The M4 is no exception. Under city and highway conditions, it performed with sniper precision and prize-fighting aggression. And despite its annoying stop-start function and a whiff of turbo lag, it proved its worth.
This year’s M4 comes with BMW’s classic 3-litre inline-6 engine, but this one has been boosted by twin turbochargers that push it to 425 horsepower and 409 pound-feet of torque. That is impressive considering that the preceding M3 Coupe had a 4-litre V8 that also got 425 horsepower, but reached only 295 pound-feet of torque and was way less efficient.
In fact, the M4 has managed to avoid the gas-guzzler taxes that add on thousands of dollars to thirsty cars, thanks to its 17 city/26 highway fuel efficiency.
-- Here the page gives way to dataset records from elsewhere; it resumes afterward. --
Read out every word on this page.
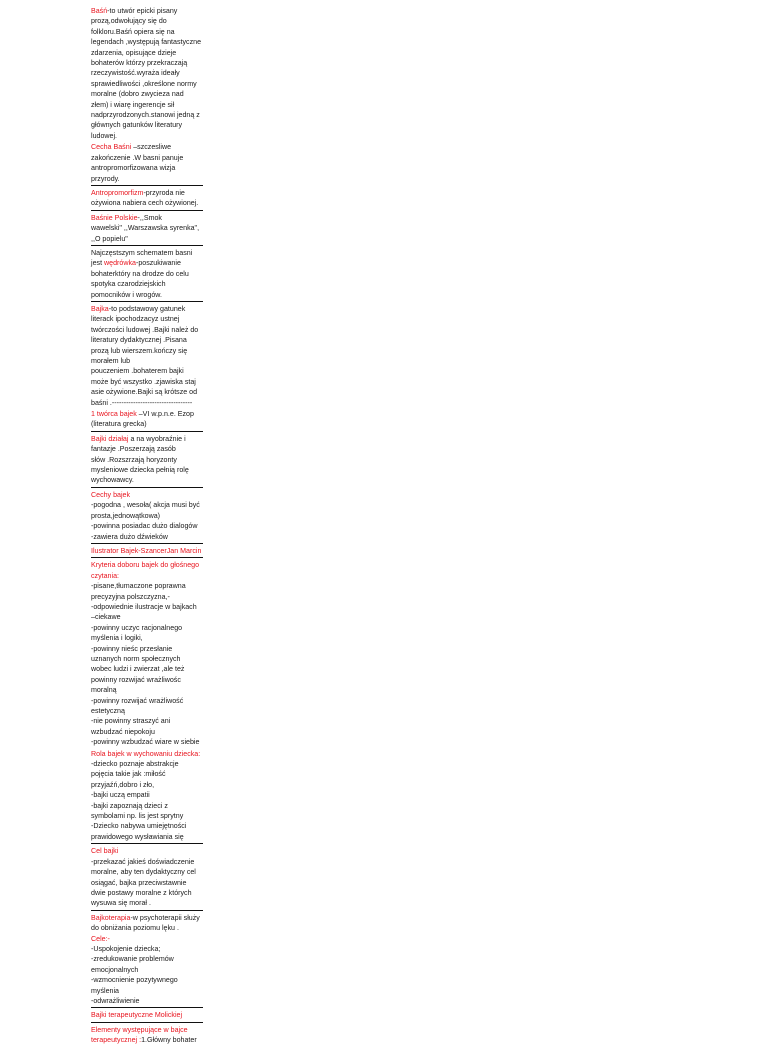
Baśń-to utwór epicki pisany
prozą,odwołujący się do
folkloru.Baśń opiera się na
legendach ,występują fantastyczne
zdarzenia, opisujące dzieje
bohaterów którzy przekraczają
rzeczywistość.wyraża ideały
sprawiedliwości ,określone normy
moralne (dobro zwycieza nad
złem) i wiarę ingerencje sił
nadprzyrodzonych.stanowi jedną z
głównych gatunków literatury
ludowej.
Cecha Baśni –szczesliwe
zakończenie .W basni panuje
antropromorfizowana wizja
przyrody.
Antropromorfizm-przyroda nie
ożywiona nabiera cech ożywionej.
Baśnie Polskie-,,Smok
wawelski" ,,Warszawska syrenka",
,,O popielu"
Najczęstszym schematem basni
jest wędrówka-poszukiwanie
bohaterktóry na drodze do celu
spotyka czarodziejskich
pomocników i wrogów.
Bajka-to podstawowy gatunek
literack ipochodzacyz ustnej
twórczości ludowej .Bajki należ do
literatury dydaktycznej .Pisana
prozą lub wierszem.kończy się
morałem lub
pouczeniem .bohaterem bajki
może być wszystko .zjawiska staj
asie ożywione.Bajki są krótsze od
baśni .----------------------------------
1 twórca bajek –VI w.p.n.e. Ezop
(literatura grecka)
Bajki działaj a na wyobraźnie i
fantazje .Poszerzają zasób
słów .Rozszrzają horyzonty
mysleniowe dziecka pełnią rolę
wychowawcy.
Cechy bajek
-pogodna , wesoła( akcja musi być
prosta,jednowątkowa)
-powinna posiadac dużo dialogów
-zawiera dużo dźwieków
Ilustrator Bajek-SzancerJan Marcin
Kryteria doboru bajek do głośnego
czytania:
-pisane,tłumaczone poprawna
precyzyjna polszczyzna,-
-odpowiednie ilustracje w bajkach
–ciekawe
-powinny uczyc racjonalnego
myślenia i logiki,
-powinny nieśc przesłanie
uznanych norm społecznych
wobec ludzi i zwierzat ,ale też
powinny rozwijać wrażliwośc
moralną
-powinny rozwijać wrażliwość
estetyczną
-nie powinny straszyć ani
wzbudzać niepokoju
-powinny wzbudzać wiare w siebie
Rola bajek w wychowaniu dziecka:
-dziecko poznaje abstrakcje
pojęcia takie jak :miłość
przyjaźń,dobro i zło,
-bajki uczą empatii
-bajki zapoznają dzieci z
symbolami np. lis jest sprytny
-Dziecko nabywa umiejętności
prawidowego wysławiania się
Cel bajki
-przekazać jakieś doświadczenie
moralne, aby ten dydaktyczny cel
osiągać, bajka przeciwstawnie
dwie postawy moralne z których
wysuwa się morał .
Bajkoterapia-w psychoterapii służy
do obniżania poziomu lęku .
Cele:-
-Uspokojenie dziecka;
-zredukowanie problemów
emocjonalnych
-wzmocnienie pozytywnego
myślenia
-odwrażliwienie
Bajki terapeutyczne Molickiej
Elementy występujące w bajce
terapeutycznej :1.Główny bohater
The engine had a lot to do with the improvement, as did weight-saving measures like the carbon-fibre reinforced plastic that comprises the rooftop and the 24lbs (11kg) lighter transmission. All told, the M4 is 180lbs lighter than the M3 Coupe.
There is a particular feel to the engine. I have read other reviews of the M4 that claim it performs like a finely tuned weapon. This car performs supremely, but it’s incorrect to say that there’s not even the faintest hint of hesitation when you accelerate quickly. Try punching the gas around a curve or on the hill passing over a bridge. You can feel the difference in engine type.
The other side of the efficiency story with this car is the fuel-saving start-stop function that deadens the car when it comes to a standstill. It helps improve efficiency by double digits. But for me, it gets in the way of enjoying the car. I just don’t like the feel of it dying on me at every light.
BMW has done much to allow the M4 plenty of room to run on the track. In addition to the power upgrade in the engine, it has a tightened suspension, variable stability control settings and three different steering modes (comfort, sport and sport plus) that allow input from the car to be adjusted based on the driving conditions and a driver’s own preference.
Two words about the suspension: It’s stiff. Not as horrible over cobblestones and potholes as, say, a Ferrari F12. But it’s not going to coddle you, either. Don’t buy this as some sort of compact cruiser. It’s not.
The M4 has the same kidney grills and punchy nose as its brethren; its body lines draw the eye cleanly, swiftly, from the front to the rear. The hood has subtle ridges down the front. Inside the M4 comes with a rear seat conducive to two adult males of average height, and the dash is satisfying, with uncluttered superfluous buttons.
It also has a host of upgrades (rear camera, heads-up display, adaptive LED lighting, active drive-assist, GoPro camera integration). Plus, it has a dozen options for the colour of the leather and trim inside. Not to mention the M Performance catalogue of options like a front-splitter, matching side skirts and a rear spoiler made of carbon. You can’t bespoke this car, but the personalisation potential is satisfactory.
Get the 16-speaker Harman Kardon premium sound system, carbon ceramic Brembo brakes and moonroof. Pair them with the 19-inch black alloy five-spoke wheels. It’ll look killer. — Bloomberg
This article first appeared in The Edge Financial Daily, on November 24, 2014.